By Paul Sandle and Kate Holton
LONDON (Reuters) - A slump in shares of British engineering group Invensys Plc as bid hopes faded did little to dampen the belief of some company watchers that the group was "in play" for the possible disposal of some or all of its businesses.
Responding to a report that said Invensys had received an approach from Emerson Electric Co, the UK group confirmed on Thursday it had received a "highly preliminary" approach from the U.S. company but said discussions had ended.
"Furthermore there are no other discussions taking place in relation to an offer for the group," it said.
It also said it had also been in "highly preliminary" talks with third parties about separate parts of the group, but these talks had also ended.
Analysts at brokerage Singer Capital Markets said they saw strategic buyers for each division of Invensys, adding the company's hefty pension liabilities should not prove an insurmountable barrier for any buyer.
"A break-up is likely to generate the highest value for each division, though the group's large pension may prove to be more of a stumbling block than if the group were to be acquired in its entirety by a large conglomerate," Singer analysts said.
Shares in Invensys, which closed up 27 percent on Wednesday after a report said it was considering the sale or all or parts of its business to Emerson, were down 16.3 percent at 215.1 pence by 1039 GMT (6.39 a.m. EDT).
Morgan Stanley noted that under British takeover rules Emerson was prevented from making another approach for six months unless a third party made a bid.
"This does not prevent any third party from opening talks in the meantime," the bank said. "This may stop the shares giving up all their gains from yesterday."
The group had a market value of 2.09 billion pounds ($3.3 billion) on Wednesday after the stock spiked to a 10-month high.
Invensys makes rail signaling, industrial systems for nuclear power stations and oil and gas plants, and controls for domestic appliances. It is smaller than most of its competitors, making it one of a few tradable assets in the global engineering sector.
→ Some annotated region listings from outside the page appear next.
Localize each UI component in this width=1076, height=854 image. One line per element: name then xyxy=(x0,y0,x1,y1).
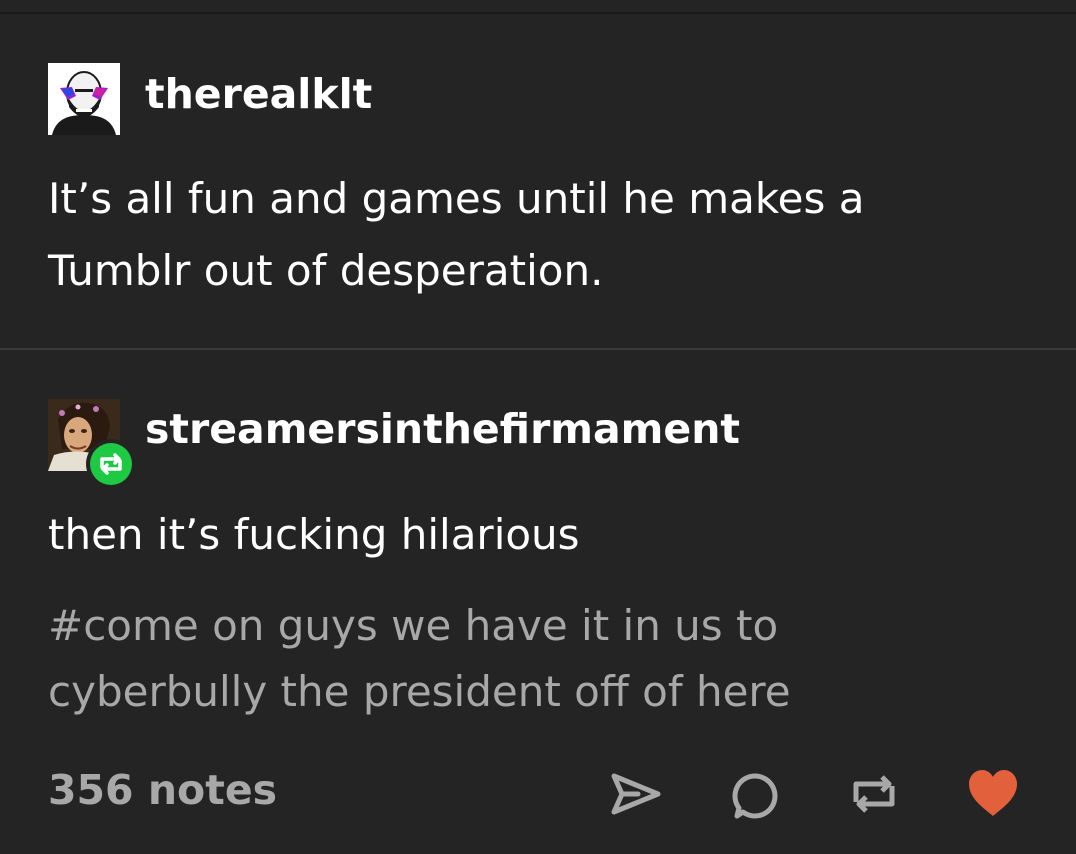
reblog-button[interactable] xyxy=(846,766,902,822)
post-tags-line[interactable]: cyberbully the president off of here xyxy=(48,659,791,725)
share-button[interactable] xyxy=(608,766,664,822)
reply-button[interactable] xyxy=(727,766,783,822)
notes-count[interactable]: 356 notes xyxy=(48,766,277,814)
reblog-badge xyxy=(86,439,136,489)
like-button[interactable] xyxy=(965,766,1021,822)
post-text-line: then it’s fucking hilarious xyxy=(48,510,580,559)
reblog-icon xyxy=(100,453,122,475)
username[interactable]: streamersinthefirmament xyxy=(145,405,740,453)
paper-plane-icon xyxy=(611,773,661,815)
username[interactable]: therealklt xyxy=(145,70,372,118)
reblog-icon xyxy=(853,775,895,813)
post-divider xyxy=(0,348,1076,350)
post-text-line: It’s all fun and games until he makes a xyxy=(48,174,865,223)
avatar[interactable] xyxy=(48,63,120,135)
post-tags-line[interactable]: #come on guys we have it in us to xyxy=(48,593,778,659)
speech-bubble-icon xyxy=(732,773,778,819)
post-text-line: Tumblr out of desperation. xyxy=(48,246,604,295)
heart-icon xyxy=(969,770,1017,816)
top-divider xyxy=(0,12,1076,14)
bald-man-sunglasses-avatar-icon xyxy=(48,63,120,135)
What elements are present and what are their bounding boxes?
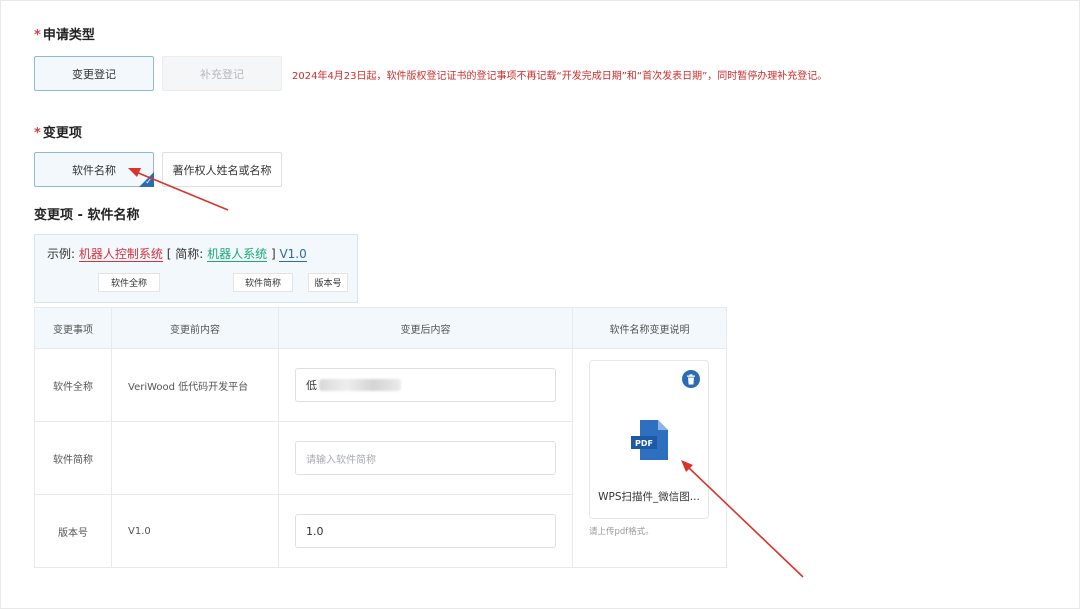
- check-icon: ✓: [145, 177, 152, 186]
- example-tag-short-name: 软件简称: [233, 273, 293, 292]
- change-registration-button[interactable]: 变更登记: [34, 56, 154, 91]
- registration-notice: 2024年4月23日起，软件版权登记证书的登记事项不再记载“开发完成日期”和“首…: [292, 71, 828, 82]
- table-header-row: 变更事项 变更前内容 变更后内容 软件名称变更说明: [34, 307, 727, 349]
- supplementary-registration-button[interactable]: 补充登记: [162, 56, 282, 91]
- short-name-input[interactable]: 请输入软件简称: [295, 441, 556, 475]
- column-header: 变更事项: [34, 307, 112, 349]
- upload-hint: 请上传pdf格式。: [589, 527, 654, 537]
- column-header: 变更前内容: [111, 307, 279, 349]
- row-item: 软件全称: [34, 348, 112, 422]
- row-before: [111, 421, 279, 495]
- change-items-label: * 变更项: [34, 126, 82, 141]
- example-tag-full-name: 软件全称: [98, 273, 160, 292]
- uploaded-file-card[interactable]: PDF WPS扫描件_微信图...: [589, 360, 709, 519]
- uploaded-file-name: WPS扫描件_微信图...: [598, 491, 700, 503]
- trash-icon[interactable]: [682, 370, 700, 388]
- example-short-name: 机器人系统: [207, 247, 268, 262]
- software-name-option[interactable]: 软件名称 ✓: [34, 152, 154, 187]
- row-item: 版本号: [34, 494, 112, 568]
- example-tag-version: 版本号: [308, 273, 348, 292]
- copyright-owner-option[interactable]: 著作权人姓名或名称: [162, 152, 282, 187]
- apply-type-label: * 申请类型: [34, 28, 95, 43]
- redacted-text: [319, 379, 401, 391]
- example-full-name: 机器人控制系统: [78, 247, 163, 262]
- section-title: 变更项 - 软件名称: [34, 208, 140, 223]
- example-version: V1.0: [279, 247, 307, 262]
- column-header: 变更后内容: [278, 307, 573, 349]
- row-item: 软件简称: [34, 421, 112, 495]
- column-header: 软件名称变更说明: [572, 307, 727, 349]
- version-input[interactable]: 1.0: [295, 514, 556, 548]
- full-name-input[interactable]: 低: [295, 368, 556, 402]
- example-line: 示例: 机器人控制系统 [ 简称: 机器人系统 ] V1.0: [47, 247, 307, 262]
- software-name-example: 示例: 机器人控制系统 [ 简称: 机器人系统 ] V1.0 软件全称 软件简称…: [34, 234, 358, 303]
- row-before: VeriWood 低代码开发平台: [111, 348, 279, 422]
- pdf-file-icon: PDF: [631, 420, 668, 460]
- svg-text:PDF: PDF: [635, 439, 653, 448]
- row-before: V1.0: [111, 494, 279, 568]
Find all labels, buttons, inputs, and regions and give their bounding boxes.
However, its pension liabilities remain a potential hurdle to a deal. Its pension fund had a net deficit of 426 million pounds at the end of March, although its total liabilities were far higher than that, analysts said.
Invensys did not name any other parties which could be interested in some or all of its assets, but a report last month said Siemens, ABB and General Electric had also made informal contact.
A source close to Invensys said the talks with Emerson had ended some months ago, while some of the interest from third parties was more recent.
Analysts at UBS said long-suffering Invensys shareholders would probably want an offer of near 300p per share, allowing an exit at a hefty valuation of 10 times enterprise value over operating profit.